Deeply analyze the mystery of data format in the intelligent agent knowledge base and explore how AI intelligent agents can efficiently use knowledge.

Core content:
1. Application of structured data in knowledge base and its examples
2. Storage form and typical application scenarios of semi-structured data
3. Processing technology and practical cases of unstructured data

Yang Fangxian
Founder of 53A/Most Valuable Expert of Tencent Cloud (TVP)

A knowledge base is a  systematic data storage structure that stores, organizes, and retrieves knowledge  , supporting AI agents to complete tasks in specific scenarios. It stores knowledge in a variety of data formats, including  structured data, semi-structured data, and unstructured data .  


The core goal of the knowledge base is to convert external knowledge into a data form that can be called by the model, so as to facilitate retrieval, matching and reasoning by the intelligent agent , and improve the understanding and accuracy of answers to complex problems.


01

Structured Data Knowledge Base


  • Definition:  Structured data  is stored in the form of tables and relational databases (such as MySQL and PostgreSQL)  . The data has clear  row and column formats and field definitions , and is suitable for  scenarios such as FAQ question-and-answer systems and rule matching  .

  • Application scenarios:

    • Traditional FAQ question-answering system

    • Product parameter matching and query

    • Filling information slots in multi-round conversations


Example: Structured data for a college admissions question-and-answer system


question

Answer

Key fields

What is the admission score?

The admission score for science majors in 2023 is 580 points

Score, year

Are there any scholarships available?

Provide various scholarships, up to 5,000 yuan/year

Scholarship Type

What are the majors?

Including 30 majors such as computer science, economics and management, and medicine



02


Semi-structured data


  • Definition:  Semi-structured data lies between structured and unstructured data. It is usually stored in  JSON, XML or YAML  format. The data fields are not fixed and it is suitable for  scenarios of dynamic knowledge retrieval and multimodal data analysis  .
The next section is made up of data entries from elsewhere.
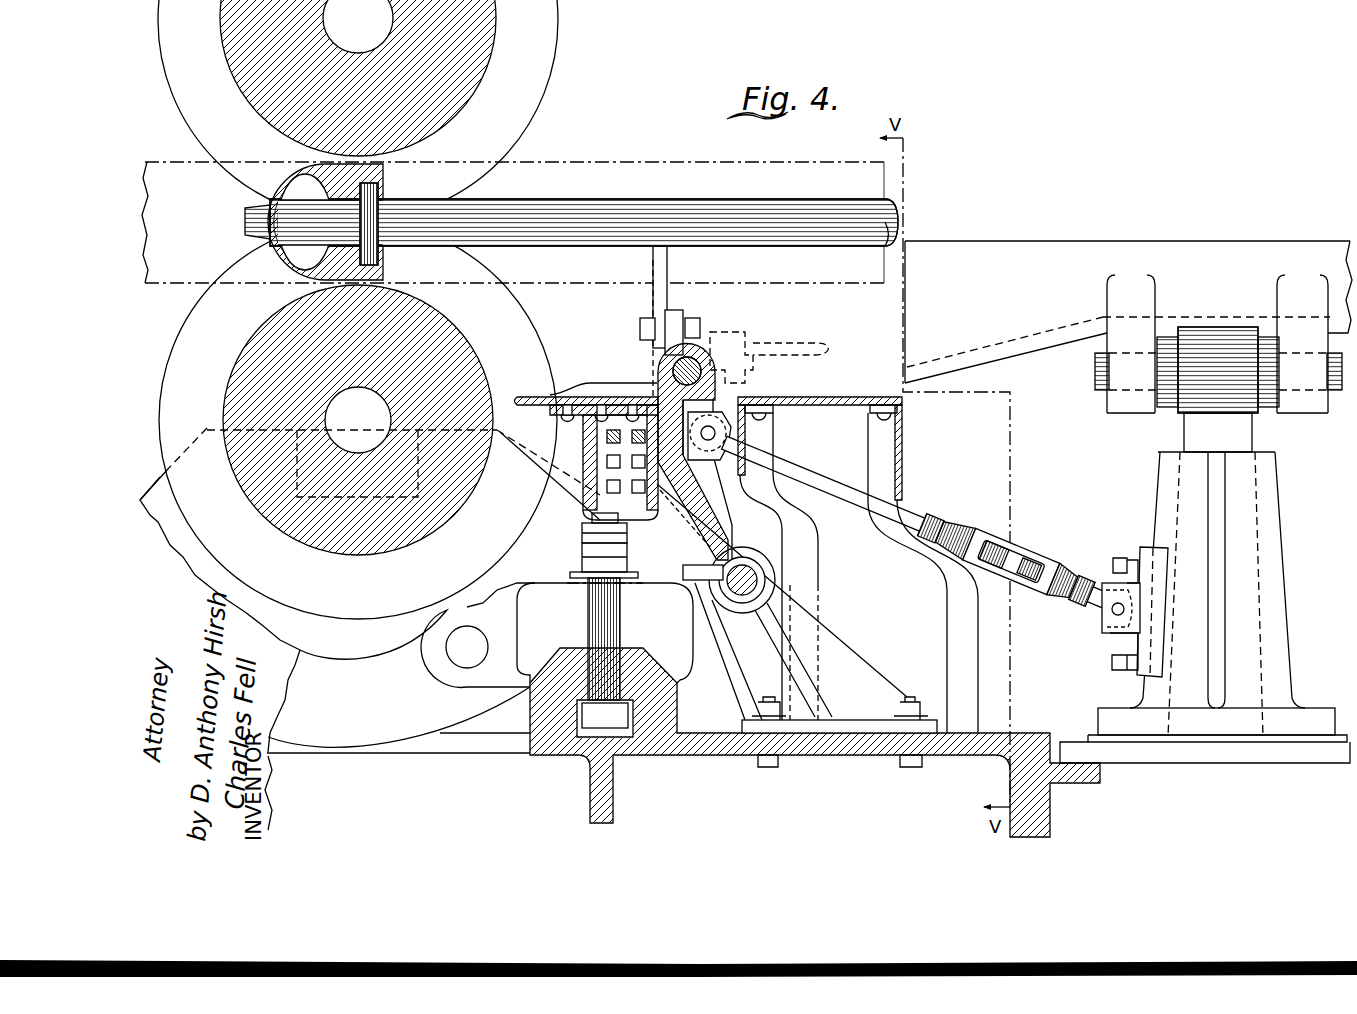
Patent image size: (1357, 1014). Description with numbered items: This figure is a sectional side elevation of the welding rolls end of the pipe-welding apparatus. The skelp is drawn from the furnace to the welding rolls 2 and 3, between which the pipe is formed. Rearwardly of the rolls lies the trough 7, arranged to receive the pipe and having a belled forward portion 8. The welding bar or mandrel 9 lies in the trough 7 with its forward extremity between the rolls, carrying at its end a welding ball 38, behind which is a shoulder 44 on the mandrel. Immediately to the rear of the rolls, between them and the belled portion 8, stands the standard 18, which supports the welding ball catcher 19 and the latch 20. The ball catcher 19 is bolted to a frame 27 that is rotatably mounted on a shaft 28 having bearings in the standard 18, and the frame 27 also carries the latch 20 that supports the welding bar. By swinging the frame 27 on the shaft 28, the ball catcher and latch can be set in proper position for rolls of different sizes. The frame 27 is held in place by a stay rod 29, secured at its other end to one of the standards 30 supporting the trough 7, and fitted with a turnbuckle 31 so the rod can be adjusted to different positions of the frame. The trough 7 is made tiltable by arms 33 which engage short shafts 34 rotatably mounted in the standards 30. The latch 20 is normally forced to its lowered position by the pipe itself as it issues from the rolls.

The welding roll 2 is at (497, 78).
The welding roll 3 is at (545, 337).
The trough 7 is at (1128, 313).
The belled forward portion 8 is at (1033, 355).
The welding bar or mandrel 9 is at (659, 197).
The standard 18 is at (853, 644).
The welding ball catcher 19 is at (598, 392).
The latch 20 is at (671, 263).
The frame 27 is at (653, 517).
The shaft 28 is at (760, 582).
The stay rod 29 is at (805, 471).
The standard 30 is at (1161, 482).
The turnbuckle 31 is at (691, 360).
The arm 33 is at (1302, 416).
The short shaft 34 is at (1334, 407).
The welding ball 38 is at (390, 168).
The shoulder 44 is at (380, 260).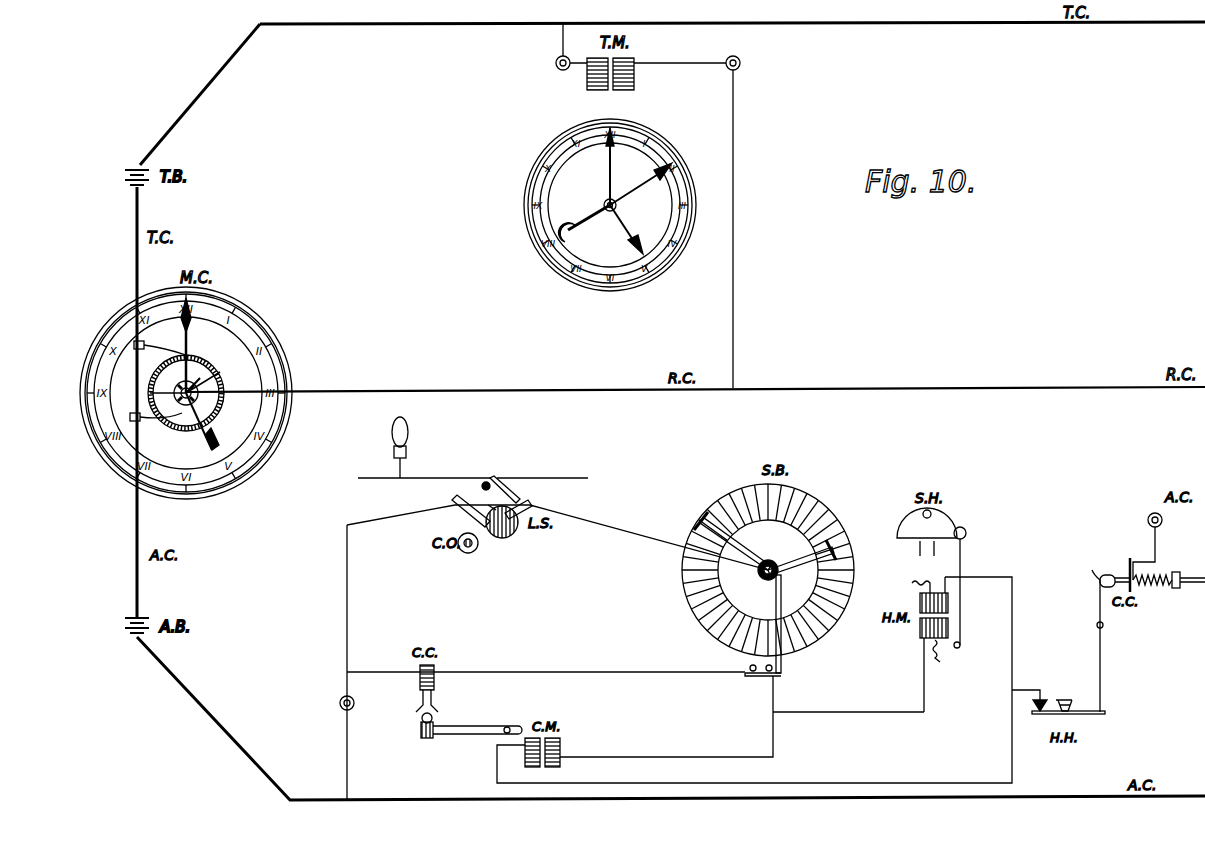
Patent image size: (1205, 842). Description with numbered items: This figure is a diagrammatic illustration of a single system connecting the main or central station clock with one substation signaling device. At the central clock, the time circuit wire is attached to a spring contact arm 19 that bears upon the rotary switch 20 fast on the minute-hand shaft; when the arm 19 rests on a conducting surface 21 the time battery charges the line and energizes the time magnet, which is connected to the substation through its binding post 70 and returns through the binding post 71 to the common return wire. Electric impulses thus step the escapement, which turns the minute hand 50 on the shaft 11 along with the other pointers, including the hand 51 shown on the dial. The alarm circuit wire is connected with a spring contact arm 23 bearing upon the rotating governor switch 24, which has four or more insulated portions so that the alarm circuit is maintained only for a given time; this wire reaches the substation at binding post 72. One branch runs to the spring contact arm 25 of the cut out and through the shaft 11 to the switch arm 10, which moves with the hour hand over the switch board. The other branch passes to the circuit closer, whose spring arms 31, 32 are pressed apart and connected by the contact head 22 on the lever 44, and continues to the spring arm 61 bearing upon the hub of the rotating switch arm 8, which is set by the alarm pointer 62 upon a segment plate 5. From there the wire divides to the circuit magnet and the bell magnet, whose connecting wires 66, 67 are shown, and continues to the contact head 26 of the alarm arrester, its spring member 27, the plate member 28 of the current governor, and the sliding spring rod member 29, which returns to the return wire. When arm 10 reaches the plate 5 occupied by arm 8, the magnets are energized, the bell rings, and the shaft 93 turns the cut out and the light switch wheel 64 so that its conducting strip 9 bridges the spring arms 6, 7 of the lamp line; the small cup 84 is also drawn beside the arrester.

The segmental metal contact plate 5 is at (768, 570).
The spring arm 6 is at (486, 504).
The spring arm 7 is at (520, 492).
The rotating switch arm 8 is at (752, 553).
The conducting strip 9 is at (495, 540).
The switch arm 10 is at (805, 552).
The shaft 11 is at (604, 204).
The spring contact arm 19 is at (165, 345).
The rotary switch 20 is at (199, 380).
The conducting surface 21 is at (139, 387).
The contact head 22 is at (420, 716).
The spring contact arm 23 is at (150, 420).
The rotating governor switch 24 is at (183, 385).
The spring contact arm 25 is at (465, 511).
The contact head 26 is at (1045, 695).
The spring member 27 is at (1080, 714).
The plate member 28 is at (1098, 604).
The sliding spring rod member 29 is at (1190, 590).
The spring arm 31 is at (420, 694).
The spring arm 32 is at (436, 694).
The lever 44 is at (492, 720).
The minute hand 50 is at (609, 168).
The hand 51 is at (632, 222).
The spring arm 61 is at (783, 600).
The alarm pointer 62 is at (641, 184).
The wheel 64 is at (504, 528).
The short wire 66 is at (910, 578).
The short wire 67 is at (938, 662).
The binding post 70 is at (556, 65).
The binding post 71 is at (740, 63).
The binding post 72 is at (339, 703).
The cup contact 84 is at (1073, 695).
The shaft 93 is at (532, 503).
  • Application scenarios:

    • Knowledge graph construction

    • API response data parsing

    • Multi-dimensional data retrieval

Example: Semi-structured data of intelligent customer service knowledge base

{ "Question": "How to return goods?", "Answer": { "Return process": ["Apply for return", "Send back the goods", "Confirm refund"], "Return period": "7 days no-reason return" }, "Category": "After-sales service"}



03


Unstructured Data



  • Definition:  Unstructured data includes  text, audio, video, pictures and other  data forms without a fixed format, which need to be parsed and retrieved in combination with NLP, OCR and other technologies.
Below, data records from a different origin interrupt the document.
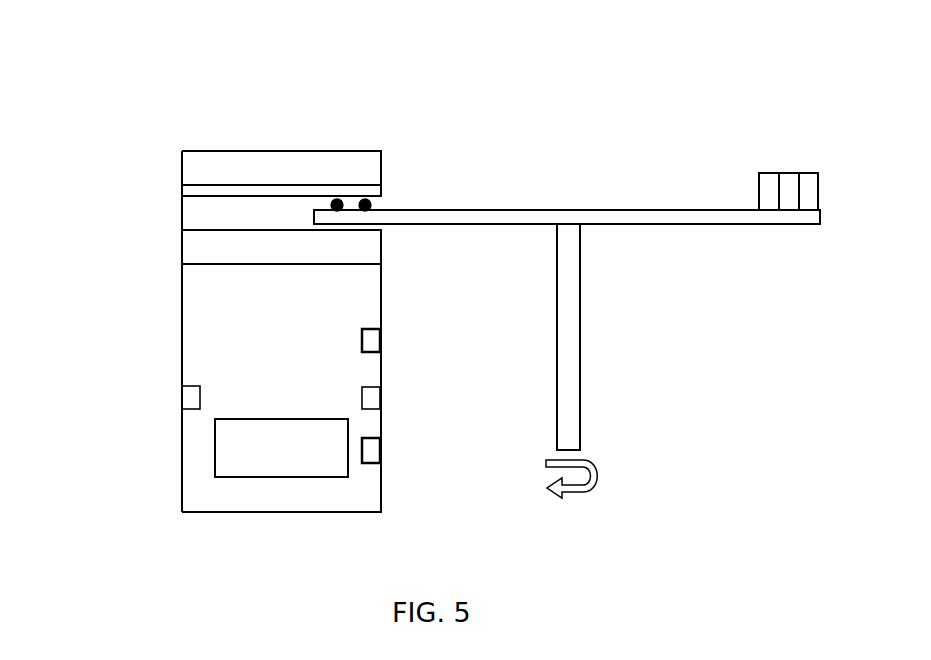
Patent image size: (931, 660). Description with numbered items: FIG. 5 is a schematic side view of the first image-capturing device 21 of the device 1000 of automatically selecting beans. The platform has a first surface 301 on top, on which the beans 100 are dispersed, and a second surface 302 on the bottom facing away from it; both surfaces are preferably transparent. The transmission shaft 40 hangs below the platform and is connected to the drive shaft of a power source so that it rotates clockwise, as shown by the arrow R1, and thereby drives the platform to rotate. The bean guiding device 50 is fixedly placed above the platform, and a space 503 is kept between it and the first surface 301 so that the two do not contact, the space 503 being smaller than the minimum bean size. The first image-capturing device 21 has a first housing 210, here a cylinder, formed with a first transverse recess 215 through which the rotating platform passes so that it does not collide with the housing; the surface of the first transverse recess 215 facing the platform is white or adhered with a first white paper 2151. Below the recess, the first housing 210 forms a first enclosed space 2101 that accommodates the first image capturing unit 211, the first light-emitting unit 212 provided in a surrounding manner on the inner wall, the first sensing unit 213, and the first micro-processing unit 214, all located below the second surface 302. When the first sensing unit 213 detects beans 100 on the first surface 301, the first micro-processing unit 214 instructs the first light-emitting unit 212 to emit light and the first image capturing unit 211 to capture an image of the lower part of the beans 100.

The device of automatically selecting beans 1000 is at (592, 28).
The first image-capturing device 21 is at (278, 147).
The first housing 210 is at (200, 150).
The first white paper 2151 is at (182, 190).
The first transverse recess 215 is at (200, 208).
The first enclosed space 2101 is at (213, 293).
The first image capturing unit 211 is at (215, 460).
The first light-emitting unit 212 is at (183, 402).
The first sensing unit 213 is at (383, 340).
The first micro-processing unit 214 is at (382, 452).
The beans 100 is at (373, 207).
The first surface 301 is at (598, 210).
The second surface 302 is at (435, 224).
The space 503 is at (771, 205).
The bean guiding device 50 is at (790, 173).
The transmission shaft 40 is at (579, 337).
The arrow indicating rotation direction R1 is at (571, 501).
  • Application scenarios:

    • Document analysis and Q&A

    • Video content summarization and knowledge extraction

    • Image OCR analysis and content annotation

Example: Unstructured data of internal corporate policy documents

"Company holiday arrangements for 2024: Spring Festival holiday is from January 21 to January 27, and other statutory holidays are implemented in accordance with national regulations."